Worse still, the nation's production lines are being crippled as critical raw materials are held up at the ports.
On assumption of office, Ahmed had promptly constituted the 82-man squad with powers to intercept cleared containers and ensure strict compliance with prescribed import tariff. Customs men already operating at the ports regarded the squad as a fifth column and treated it with suspicion. Soon, a scene of parallel inspection of containers was set in motion.
The presence of the squad at the port had the twin effect of not only slowing down the clearing process but also scaring away dubious clearing agents who were collaborating with fraudulent customs officers to rob the nation of the much-needed import duties.
Most of the clearing agents took to their heels, abandoning the goods they were meant to clear for their clients. By then, it was obvious that most of the containers cleared by the officers on duty at the ports were laden with contrabands, false declaration and concealed goods. The squad therefore had reasons to dig in and continue its surveillance. By the end of the third quarter of 2008, the ports were bursting at the seams with goods waiting to be cleared.
The port congestion was also worsened by the lacklustre attitude of terminal operators to investment in the terminals concessioned to them by the federal government under former President Olusegun Obasanjo. Some of them have powerful connections in the corridors of power who could protect them from the prying eyes of a castrated regulator of the ports that the Nigerian Ports Authority (NPA) had become under the concessioning exercise. They could therefore afford to ignore the crucial issue of investing in the terminals. Consequently, many of them lack the equipment to position containers for the 100 per cent Inspection that the NCS insists on doing under "destination inspection".
The NCS itself is not helping matters. Besides the rivalry between the Ahmed squad and the conventional officers at the ports, which has resulted in avoidable duplication of functions, the NCS officers are still doing things the old way.
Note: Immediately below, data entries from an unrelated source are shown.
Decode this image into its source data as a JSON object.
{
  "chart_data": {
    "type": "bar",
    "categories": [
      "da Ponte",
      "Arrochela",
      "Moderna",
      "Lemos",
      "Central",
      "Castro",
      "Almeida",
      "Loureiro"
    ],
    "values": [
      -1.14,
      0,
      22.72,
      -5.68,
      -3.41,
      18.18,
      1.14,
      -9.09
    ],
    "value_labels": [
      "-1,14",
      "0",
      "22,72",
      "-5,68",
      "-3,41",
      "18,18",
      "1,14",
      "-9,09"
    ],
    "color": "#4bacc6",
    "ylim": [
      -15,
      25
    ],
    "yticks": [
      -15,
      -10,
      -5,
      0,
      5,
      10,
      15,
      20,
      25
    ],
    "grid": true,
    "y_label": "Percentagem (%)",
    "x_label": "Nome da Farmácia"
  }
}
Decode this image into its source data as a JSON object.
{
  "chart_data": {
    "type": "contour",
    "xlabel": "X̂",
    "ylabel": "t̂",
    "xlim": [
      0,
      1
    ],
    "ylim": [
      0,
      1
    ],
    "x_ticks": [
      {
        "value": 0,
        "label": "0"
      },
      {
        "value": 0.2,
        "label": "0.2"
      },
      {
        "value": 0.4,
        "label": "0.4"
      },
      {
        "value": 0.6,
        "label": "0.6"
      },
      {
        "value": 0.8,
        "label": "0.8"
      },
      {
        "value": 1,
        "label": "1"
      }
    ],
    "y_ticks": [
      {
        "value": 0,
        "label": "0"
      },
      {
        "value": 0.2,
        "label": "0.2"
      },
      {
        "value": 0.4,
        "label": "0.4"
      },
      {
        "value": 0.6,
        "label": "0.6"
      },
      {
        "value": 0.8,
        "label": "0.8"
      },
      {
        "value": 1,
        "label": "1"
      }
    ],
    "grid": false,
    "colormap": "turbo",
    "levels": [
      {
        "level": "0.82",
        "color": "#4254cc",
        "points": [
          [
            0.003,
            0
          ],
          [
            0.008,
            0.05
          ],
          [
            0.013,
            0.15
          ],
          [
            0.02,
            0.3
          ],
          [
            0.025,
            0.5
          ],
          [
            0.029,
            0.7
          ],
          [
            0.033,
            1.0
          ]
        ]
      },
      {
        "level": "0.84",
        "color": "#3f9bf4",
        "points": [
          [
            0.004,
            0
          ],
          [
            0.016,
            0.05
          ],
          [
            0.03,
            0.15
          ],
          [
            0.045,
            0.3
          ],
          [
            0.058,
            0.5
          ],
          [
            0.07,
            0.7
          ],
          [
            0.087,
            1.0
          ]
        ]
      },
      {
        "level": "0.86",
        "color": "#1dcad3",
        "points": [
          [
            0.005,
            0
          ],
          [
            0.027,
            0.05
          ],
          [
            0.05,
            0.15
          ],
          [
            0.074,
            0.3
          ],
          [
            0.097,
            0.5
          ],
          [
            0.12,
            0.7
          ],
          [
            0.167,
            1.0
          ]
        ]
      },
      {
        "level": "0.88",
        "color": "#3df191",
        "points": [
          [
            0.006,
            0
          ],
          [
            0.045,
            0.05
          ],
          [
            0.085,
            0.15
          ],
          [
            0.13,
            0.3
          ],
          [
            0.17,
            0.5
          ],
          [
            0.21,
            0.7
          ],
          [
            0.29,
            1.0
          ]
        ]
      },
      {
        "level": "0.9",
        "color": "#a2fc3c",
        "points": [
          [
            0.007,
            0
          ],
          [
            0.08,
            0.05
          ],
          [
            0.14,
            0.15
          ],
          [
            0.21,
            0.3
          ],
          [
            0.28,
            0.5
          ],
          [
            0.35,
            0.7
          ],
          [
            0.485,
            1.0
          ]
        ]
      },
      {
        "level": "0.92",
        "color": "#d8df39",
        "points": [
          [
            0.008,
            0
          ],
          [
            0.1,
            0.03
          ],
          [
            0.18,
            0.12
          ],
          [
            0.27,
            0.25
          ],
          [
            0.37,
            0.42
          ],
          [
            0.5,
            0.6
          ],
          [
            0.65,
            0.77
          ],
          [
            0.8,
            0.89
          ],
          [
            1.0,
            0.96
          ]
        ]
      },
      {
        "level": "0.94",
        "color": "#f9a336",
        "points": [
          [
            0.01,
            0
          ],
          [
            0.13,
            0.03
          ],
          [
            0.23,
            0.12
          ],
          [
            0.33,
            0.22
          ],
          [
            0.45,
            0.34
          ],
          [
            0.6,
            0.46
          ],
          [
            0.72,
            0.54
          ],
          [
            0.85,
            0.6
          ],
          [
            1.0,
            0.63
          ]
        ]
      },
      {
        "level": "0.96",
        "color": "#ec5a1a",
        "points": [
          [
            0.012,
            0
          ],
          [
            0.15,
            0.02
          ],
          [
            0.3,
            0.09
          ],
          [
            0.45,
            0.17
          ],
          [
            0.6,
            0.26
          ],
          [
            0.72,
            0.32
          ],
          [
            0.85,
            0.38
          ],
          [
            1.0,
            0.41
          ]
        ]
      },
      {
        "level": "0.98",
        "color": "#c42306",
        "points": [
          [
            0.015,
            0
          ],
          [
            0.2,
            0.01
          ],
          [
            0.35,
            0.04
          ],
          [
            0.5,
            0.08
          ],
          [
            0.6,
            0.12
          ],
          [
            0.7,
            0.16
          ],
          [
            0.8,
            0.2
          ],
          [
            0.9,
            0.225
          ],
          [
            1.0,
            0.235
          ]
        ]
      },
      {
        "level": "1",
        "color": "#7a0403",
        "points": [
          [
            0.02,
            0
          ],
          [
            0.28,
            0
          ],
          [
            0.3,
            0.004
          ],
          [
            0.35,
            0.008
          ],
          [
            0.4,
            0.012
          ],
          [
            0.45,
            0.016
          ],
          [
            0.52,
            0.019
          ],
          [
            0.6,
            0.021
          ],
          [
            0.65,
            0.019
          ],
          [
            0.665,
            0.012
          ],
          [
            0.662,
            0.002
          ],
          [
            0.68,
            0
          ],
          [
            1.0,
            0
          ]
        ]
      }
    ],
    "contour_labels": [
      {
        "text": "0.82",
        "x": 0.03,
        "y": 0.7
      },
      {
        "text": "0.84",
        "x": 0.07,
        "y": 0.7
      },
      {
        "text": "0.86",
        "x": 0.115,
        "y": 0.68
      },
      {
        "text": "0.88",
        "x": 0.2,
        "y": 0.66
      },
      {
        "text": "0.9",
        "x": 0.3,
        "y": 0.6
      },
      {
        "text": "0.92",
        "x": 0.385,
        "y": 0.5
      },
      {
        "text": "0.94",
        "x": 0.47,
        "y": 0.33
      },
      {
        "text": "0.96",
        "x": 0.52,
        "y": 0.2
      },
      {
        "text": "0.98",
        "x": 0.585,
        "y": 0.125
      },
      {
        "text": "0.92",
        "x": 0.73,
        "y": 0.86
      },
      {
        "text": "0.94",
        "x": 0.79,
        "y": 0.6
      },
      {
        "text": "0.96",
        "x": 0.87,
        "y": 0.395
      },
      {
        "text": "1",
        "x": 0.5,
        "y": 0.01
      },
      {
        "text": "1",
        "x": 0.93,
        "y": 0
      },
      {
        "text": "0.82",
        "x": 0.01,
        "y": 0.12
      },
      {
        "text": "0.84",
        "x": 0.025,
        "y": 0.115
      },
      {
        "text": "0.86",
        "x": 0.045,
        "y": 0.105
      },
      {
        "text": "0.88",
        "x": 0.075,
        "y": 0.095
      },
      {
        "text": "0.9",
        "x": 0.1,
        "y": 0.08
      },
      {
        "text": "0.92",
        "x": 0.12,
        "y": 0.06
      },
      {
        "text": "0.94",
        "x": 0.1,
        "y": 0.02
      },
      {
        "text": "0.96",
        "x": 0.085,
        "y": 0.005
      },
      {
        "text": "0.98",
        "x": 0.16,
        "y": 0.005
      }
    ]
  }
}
Under normal circumstances, clearing documents are supposed to be processed without human contact. The process is designed to reduce the chances of importers or their agents compromising NCS officials. But there are instances where NCS officials deliberately sit on clearing documents to compel importers and their clearing agents to make personal contacts with them for obvious reasons.
The result of all this is that close to 20,000 containers are block-stacked at ports waiting to be cleared. Besides, an additional 9,500 are in ships in the nation's territorial waters waiting for their turn to berth, while 1,000 containers already cleared are yet to be evacuated. There is just no space even for equipment to operate freely.
Block-stacking is an importer's nightmare. When it is your turn to clear the consignment, the search for the container tucked away in the block-stack could prove as Herculean as finding a pin in a hay-stack. That is what port congestion has imposed on importers and clearing agents.
As regards Lagos ports, their problem is partially the fallout of the mega-city posture that Lagos has assumed in recent times. There is basically no room for expansion at the ports. Lagos port received 22 million metric tons of cargo in 1978. Since then, there has been at least 50 per cent increase in cargo traffic, while facilities at the ports remain fixed at the 1978 level.
These are some of the stark realities that the federal government has to confront sooner or later to avert a future occurrence.
As a nation, we are used to finding ad-hoc solutions to problems. Ironically the port congestion problem is a peculiar one. Someone has to fashion out a lasting solution to the static facilities at the ports and address the systemic corruption and inefficiency responsible for the maritime gridlock.